Reviewer has chosen not to be AnonymousOverall Impression:
RejectTechnical Quality of the paper:
Incomplete or inappropriateNovelty:
Limited noveltyData availability:
Not all used and produced data are FAIR and openly available in established data repositories; authors need to fix thisLength of the manuscript:
The length of this manuscript is about right
Summary of paper in a few sentences:
This paper aims at providing a comprehensive view of similarity measures used in clustering of large data sets.
The authors focus mostly on text and document data and address six different types of similarity measures.
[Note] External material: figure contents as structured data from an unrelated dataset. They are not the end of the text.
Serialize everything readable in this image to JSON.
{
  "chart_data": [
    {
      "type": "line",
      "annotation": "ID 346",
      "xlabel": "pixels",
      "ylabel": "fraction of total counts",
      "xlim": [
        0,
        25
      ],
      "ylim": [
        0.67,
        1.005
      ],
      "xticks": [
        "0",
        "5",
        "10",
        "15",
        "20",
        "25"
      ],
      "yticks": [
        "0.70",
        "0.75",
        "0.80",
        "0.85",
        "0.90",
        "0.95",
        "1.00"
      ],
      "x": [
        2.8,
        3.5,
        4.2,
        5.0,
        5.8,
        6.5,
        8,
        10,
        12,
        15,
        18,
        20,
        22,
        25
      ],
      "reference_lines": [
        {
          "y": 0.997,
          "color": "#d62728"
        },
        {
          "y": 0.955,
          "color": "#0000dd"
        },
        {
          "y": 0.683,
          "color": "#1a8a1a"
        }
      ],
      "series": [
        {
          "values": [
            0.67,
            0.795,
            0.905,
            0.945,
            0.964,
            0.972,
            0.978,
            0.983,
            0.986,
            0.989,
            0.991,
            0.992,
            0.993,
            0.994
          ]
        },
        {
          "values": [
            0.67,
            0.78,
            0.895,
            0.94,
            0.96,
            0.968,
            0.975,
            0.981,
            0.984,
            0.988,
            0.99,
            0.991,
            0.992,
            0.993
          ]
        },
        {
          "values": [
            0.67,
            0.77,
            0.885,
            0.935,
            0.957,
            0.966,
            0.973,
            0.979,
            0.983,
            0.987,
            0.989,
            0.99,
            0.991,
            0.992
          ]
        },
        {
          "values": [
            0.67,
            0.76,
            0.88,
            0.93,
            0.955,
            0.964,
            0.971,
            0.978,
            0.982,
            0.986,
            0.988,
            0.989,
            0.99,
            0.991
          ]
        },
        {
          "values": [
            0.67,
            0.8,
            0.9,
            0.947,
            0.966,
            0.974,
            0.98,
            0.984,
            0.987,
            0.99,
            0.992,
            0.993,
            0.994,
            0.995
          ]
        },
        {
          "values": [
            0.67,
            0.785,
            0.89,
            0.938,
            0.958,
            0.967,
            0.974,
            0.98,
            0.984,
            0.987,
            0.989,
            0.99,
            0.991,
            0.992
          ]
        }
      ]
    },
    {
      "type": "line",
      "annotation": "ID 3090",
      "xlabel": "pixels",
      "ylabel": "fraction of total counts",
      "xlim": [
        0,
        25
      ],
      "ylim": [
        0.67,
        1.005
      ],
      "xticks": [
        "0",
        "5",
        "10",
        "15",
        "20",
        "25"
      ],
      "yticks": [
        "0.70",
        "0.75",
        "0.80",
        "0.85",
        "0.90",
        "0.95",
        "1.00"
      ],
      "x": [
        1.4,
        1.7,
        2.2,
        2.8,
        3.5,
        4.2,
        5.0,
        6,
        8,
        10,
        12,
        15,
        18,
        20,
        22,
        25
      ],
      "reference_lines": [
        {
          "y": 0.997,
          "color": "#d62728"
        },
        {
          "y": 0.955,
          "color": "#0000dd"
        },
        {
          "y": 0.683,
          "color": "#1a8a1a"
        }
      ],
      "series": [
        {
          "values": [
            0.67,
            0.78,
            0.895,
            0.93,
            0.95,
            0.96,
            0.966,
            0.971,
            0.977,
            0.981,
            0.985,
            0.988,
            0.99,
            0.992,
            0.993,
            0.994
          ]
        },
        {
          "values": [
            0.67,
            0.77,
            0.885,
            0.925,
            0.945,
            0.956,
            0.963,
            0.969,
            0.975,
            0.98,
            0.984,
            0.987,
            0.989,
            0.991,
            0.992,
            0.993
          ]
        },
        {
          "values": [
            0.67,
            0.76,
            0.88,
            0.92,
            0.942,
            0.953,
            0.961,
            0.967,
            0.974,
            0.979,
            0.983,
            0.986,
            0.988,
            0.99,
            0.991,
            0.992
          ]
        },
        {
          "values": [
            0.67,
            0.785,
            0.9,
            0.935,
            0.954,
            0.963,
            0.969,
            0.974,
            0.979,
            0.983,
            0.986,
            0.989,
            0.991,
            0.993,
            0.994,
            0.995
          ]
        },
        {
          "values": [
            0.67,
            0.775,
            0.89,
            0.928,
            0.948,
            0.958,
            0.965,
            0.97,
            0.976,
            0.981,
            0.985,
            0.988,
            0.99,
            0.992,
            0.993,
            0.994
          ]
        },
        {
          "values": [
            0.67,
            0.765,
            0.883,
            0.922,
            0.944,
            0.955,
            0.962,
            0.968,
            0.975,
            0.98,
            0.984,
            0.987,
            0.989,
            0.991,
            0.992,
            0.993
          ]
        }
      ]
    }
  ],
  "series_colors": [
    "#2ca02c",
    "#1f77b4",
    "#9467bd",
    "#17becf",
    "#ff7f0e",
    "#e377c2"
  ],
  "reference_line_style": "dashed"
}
In a first step, the paper proceeds to summarizing the underlying method for each similarity measures, its advantages and disadvantages and also specific application domains. In a second step, the authors provide a comparison of the presented metrics, in terms of the efficiency of applying them on large collections of text.
Reasons to accept:
Choosing the appropriate similarity measure is indeed a challenging and important step in any clustering process, and the authors invest significant effort into addressing this.
Reasons to reject:
There are a few categories of similarity metrics that are overlooked by the authors. For example, semantic similarity (Latent Semantic Analysis) is not addressed at all. Knowledge similarity that uses information derived from semantic networks (e.g. WordNet) are also overlooked.
Also, more modern techniques such as word embeddings should also be mentioned, even more in the context of large scale text clustering.
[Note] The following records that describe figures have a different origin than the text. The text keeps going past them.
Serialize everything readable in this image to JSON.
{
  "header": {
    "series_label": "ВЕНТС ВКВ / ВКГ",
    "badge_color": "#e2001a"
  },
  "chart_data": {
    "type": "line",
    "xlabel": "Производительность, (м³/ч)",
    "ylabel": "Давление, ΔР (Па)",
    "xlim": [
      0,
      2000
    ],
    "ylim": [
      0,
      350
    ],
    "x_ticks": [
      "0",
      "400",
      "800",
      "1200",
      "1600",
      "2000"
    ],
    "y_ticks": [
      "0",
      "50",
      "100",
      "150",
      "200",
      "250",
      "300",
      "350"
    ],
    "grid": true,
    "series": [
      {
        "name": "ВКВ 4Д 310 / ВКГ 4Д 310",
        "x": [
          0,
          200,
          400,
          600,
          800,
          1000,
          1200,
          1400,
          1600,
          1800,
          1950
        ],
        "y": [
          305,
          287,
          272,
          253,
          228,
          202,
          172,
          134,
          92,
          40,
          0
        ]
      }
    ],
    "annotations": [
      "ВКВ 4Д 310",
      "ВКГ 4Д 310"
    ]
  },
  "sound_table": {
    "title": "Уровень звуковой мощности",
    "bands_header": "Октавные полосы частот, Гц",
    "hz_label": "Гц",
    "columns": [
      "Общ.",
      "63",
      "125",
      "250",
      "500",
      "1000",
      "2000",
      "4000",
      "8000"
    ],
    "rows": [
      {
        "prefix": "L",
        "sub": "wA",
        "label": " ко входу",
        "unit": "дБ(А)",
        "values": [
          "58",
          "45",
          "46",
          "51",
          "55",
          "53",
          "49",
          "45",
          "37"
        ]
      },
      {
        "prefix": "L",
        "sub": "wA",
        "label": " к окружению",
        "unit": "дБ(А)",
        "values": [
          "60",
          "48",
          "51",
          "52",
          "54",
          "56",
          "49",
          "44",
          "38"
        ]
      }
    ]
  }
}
I believe the current work needs to be extended in order to provide a truly comprehensive survey of similarity metrics for text and document clustering.
The performance evaluation in Section 6 remains completely unclear to me. There are no indications of which data sets were used, or what was the testing environment. In this light, the results presented in Table 1 seem unreliable.
I also recommend to the authors to check the English misspellings and formulation of sentences in general. There are a lot of these throughout the text and it really distracts from the actual content.